Merge pull request #25 from dukebody/keep-columns-no-transformation-issue-19

calpaterson · calpaterson · commit c374c98d2e1f · 2015-06-01T20:27:43.000+01:00
Add documentation example selecting column but not applying any transformer to it
diff --git a/README.rst b/README.rst
@@ -73,7 +73,7 @@ Test the Transformation
 
 We can use the ``fit_transform`` shortcut to both fit the model and see what transformed data looks like. In this and the other examples, output is rounded to two digits with ``np.round`` to account for rounding errors on different hardware::
 
-    >>> np.round(mapper.fit_transform(data), 2)
+    >>> np.round(mapper.fit_transform(data.copy()), 2)

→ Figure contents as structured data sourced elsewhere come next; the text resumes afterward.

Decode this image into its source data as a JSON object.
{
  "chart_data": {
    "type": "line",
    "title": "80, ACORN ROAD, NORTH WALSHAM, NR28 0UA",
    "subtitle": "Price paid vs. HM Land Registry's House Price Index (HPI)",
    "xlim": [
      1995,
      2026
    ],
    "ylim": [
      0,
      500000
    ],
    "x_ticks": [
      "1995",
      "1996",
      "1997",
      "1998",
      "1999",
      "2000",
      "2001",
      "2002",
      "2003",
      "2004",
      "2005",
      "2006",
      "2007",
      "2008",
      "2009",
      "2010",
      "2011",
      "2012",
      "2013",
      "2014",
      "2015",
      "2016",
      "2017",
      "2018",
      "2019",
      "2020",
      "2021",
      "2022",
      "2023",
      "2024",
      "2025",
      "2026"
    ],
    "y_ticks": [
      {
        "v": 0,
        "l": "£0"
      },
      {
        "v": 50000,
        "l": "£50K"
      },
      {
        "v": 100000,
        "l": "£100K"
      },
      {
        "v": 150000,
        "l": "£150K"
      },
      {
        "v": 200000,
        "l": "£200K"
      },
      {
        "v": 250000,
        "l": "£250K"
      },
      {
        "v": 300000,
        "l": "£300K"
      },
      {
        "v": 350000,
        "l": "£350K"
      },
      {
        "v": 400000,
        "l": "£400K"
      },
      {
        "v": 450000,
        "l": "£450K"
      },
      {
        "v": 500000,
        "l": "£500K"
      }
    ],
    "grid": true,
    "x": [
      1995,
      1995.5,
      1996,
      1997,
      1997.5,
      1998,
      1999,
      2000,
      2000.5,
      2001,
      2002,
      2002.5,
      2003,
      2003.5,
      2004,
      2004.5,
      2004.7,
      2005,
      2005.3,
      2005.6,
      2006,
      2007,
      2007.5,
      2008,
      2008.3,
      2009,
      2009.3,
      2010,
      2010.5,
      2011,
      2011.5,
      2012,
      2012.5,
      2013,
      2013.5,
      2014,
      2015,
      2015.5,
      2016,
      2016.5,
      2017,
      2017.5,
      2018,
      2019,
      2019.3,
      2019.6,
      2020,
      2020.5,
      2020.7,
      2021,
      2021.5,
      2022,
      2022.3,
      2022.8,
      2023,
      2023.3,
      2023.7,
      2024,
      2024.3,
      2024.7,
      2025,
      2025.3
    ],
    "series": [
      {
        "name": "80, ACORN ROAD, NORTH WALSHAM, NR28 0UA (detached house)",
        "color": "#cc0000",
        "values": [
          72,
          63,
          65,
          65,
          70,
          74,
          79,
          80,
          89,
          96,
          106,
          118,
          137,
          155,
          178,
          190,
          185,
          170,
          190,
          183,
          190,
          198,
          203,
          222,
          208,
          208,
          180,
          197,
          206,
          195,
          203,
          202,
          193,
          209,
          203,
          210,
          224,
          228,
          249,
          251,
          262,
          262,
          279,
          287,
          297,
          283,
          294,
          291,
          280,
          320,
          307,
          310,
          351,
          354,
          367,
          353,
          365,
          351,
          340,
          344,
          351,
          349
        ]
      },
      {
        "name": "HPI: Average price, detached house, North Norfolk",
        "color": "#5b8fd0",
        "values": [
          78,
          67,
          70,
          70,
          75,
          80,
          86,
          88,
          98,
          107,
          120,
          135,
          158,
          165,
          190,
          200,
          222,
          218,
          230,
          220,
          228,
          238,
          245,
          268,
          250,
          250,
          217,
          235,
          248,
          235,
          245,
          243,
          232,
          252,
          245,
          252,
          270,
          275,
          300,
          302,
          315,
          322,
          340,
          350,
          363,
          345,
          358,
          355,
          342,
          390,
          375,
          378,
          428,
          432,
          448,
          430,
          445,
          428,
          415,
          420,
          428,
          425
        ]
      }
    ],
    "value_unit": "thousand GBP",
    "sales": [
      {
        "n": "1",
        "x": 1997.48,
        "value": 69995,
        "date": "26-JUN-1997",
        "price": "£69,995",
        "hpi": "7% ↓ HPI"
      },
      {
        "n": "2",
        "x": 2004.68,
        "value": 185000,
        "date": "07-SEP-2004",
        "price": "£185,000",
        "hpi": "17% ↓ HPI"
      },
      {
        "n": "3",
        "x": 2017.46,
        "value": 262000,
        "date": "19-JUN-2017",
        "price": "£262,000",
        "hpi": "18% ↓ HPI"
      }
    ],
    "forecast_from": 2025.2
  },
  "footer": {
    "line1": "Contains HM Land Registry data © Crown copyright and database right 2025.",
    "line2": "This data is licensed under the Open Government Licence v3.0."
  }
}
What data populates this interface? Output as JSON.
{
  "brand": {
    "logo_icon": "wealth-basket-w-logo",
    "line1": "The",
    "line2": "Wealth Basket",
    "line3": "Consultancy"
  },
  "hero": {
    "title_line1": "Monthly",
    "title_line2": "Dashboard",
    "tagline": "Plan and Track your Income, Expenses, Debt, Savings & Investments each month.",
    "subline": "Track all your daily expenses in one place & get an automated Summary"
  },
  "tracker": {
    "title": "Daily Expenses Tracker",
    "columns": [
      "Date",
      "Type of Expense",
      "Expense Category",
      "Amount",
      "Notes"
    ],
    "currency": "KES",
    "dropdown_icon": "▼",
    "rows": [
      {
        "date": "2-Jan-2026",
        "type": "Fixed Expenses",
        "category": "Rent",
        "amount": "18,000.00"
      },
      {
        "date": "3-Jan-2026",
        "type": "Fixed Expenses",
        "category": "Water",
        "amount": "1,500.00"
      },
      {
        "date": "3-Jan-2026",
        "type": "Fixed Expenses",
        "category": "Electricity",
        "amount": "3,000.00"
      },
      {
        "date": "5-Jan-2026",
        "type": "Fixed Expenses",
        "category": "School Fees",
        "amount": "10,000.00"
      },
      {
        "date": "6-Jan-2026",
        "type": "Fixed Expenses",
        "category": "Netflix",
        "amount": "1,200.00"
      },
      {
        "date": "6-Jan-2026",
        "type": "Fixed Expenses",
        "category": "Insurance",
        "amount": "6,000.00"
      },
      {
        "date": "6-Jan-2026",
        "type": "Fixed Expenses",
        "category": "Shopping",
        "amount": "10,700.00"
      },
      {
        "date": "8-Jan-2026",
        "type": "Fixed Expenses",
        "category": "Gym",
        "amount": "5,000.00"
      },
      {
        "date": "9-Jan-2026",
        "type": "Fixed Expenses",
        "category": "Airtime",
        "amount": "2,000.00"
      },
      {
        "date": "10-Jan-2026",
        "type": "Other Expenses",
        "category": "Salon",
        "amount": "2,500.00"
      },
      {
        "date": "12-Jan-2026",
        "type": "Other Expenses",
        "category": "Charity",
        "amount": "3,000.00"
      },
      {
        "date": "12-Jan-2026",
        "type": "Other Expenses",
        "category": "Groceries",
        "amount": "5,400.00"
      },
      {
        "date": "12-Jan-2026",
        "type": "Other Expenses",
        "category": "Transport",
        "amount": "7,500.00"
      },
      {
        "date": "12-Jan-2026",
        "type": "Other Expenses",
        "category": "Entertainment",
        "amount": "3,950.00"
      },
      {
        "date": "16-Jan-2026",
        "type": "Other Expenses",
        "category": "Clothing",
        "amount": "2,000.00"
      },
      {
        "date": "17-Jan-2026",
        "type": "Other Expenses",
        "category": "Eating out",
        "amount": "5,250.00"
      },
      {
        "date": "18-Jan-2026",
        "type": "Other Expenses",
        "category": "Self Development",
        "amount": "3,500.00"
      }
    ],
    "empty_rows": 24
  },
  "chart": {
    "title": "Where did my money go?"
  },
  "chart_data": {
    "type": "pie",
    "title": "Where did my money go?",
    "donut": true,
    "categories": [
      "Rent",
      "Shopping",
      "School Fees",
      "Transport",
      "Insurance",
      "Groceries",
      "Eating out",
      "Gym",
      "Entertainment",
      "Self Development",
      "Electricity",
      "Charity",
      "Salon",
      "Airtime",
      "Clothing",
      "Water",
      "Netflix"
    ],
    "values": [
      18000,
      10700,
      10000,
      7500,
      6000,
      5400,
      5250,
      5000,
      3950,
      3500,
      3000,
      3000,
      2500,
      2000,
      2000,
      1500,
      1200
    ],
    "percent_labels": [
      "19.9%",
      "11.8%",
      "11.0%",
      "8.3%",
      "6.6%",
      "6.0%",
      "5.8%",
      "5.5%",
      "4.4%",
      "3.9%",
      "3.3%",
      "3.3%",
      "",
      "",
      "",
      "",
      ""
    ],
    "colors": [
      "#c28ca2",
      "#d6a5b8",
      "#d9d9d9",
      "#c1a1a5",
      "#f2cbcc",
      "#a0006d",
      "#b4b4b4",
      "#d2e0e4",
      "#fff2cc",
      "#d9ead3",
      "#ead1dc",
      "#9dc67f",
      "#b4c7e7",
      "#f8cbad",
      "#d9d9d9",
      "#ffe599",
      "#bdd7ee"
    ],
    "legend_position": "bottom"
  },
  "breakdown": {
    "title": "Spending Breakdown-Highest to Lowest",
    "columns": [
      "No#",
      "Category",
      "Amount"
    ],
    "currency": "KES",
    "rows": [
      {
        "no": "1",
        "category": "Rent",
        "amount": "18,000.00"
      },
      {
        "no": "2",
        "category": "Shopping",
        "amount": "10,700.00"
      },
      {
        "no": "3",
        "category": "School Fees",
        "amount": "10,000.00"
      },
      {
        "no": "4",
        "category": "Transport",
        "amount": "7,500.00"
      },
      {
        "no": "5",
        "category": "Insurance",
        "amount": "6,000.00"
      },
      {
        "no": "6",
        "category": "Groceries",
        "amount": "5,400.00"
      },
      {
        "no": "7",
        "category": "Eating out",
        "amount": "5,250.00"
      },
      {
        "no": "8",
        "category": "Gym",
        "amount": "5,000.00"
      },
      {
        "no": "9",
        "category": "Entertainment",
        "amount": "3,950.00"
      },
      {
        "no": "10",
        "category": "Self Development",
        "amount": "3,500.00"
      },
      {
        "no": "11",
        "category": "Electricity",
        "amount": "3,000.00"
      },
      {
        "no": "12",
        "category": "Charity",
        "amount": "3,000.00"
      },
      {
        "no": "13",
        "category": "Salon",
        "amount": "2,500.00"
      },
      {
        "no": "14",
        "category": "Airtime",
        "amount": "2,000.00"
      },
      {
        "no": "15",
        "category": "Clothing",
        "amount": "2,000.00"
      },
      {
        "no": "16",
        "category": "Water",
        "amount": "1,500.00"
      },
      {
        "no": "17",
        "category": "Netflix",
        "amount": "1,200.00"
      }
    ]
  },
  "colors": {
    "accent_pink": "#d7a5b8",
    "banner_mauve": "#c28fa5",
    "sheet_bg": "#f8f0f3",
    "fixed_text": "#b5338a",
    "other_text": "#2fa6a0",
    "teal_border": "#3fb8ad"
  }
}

     array([[ 1.  ,  0.  ,  0.  ,  0.21],
            [ 0.  ,  1.  ,  0.  ,  1.88],
            [ 0.  ,  1.  ,  0.  , -0.63],
@@ -102,7 +102,7 @@ Transformations may require multiple input columns. In these cases, the column n
     
 Now running ``fit_transform`` will run PCA on the ``children`` and ``salary`` columns and return the first principal component::
 
-    >>> np.round(mapper2.fit_transform(data), 1)
+    >>> np.round(mapper2.fit_transform(data.copy()), 1)
     array([[ 47.6],
            [-18.4],
            [  1.6],
@@ -112,6 +112,25 @@ Now running ``fit_transform`` will run PCA on the ``children`` and ``salary`` co
            [ -6.4],
            [-15.4]])
 
+Columns that don't need any transformation
+******************************************
+
+Only columns that are listed in the DataFrameMapper are kept. To keep a column but don't apply any transformation to it, use `None` as transformer::
+
+    >>> mapper3 = DataFrameMapper([
+    ...     ('pet', sklearn.preprocessing.LabelBinarizer()),
+    ...     ('children', None)
+    ... ])
+    >>> np.round(mapper3.fit_transform(data.copy()))
+    array([[ 1.,  0.,  0.,  4.],
+           [ 0.,  1.,  0.,  6.],
+           [ 0.,  1.,  0.,  3.],
+           [ 0.,  0.,  1.,  3.],
+           [ 1.,  0.,  0.,  2.],
+           [ 0.,  1.,  0.,  3.],
+           [ 1.,  0.,  0.,  5.],
+           [ 0.,  0.,  1.,  4.]])
+
 Cross-Validation
 ----------------
 
@@ -122,7 +141,7 @@ To get around this, sklearn-pandas provides a wrapper on sklearn's ``cross_val_s
     >>> pipe = sklearn.pipeline.Pipeline([
     ...     ('featurize', mapper),
     ...     ('lm', sklearn.linear_model.LinearRegression())])
-    >>> np.round(cross_val_score(pipe, data, data.salary, 'r2'), 2)
+    >>> np.round(cross_val_score(pipe, data.copy(), data.salary, 'r2'), 2)
     array([ -1.09,  -5.3 , -15.38])
 
 Sklearn-pandas' ``cross_val_score`` function provides exactly the same interface as sklearn's function of the same name.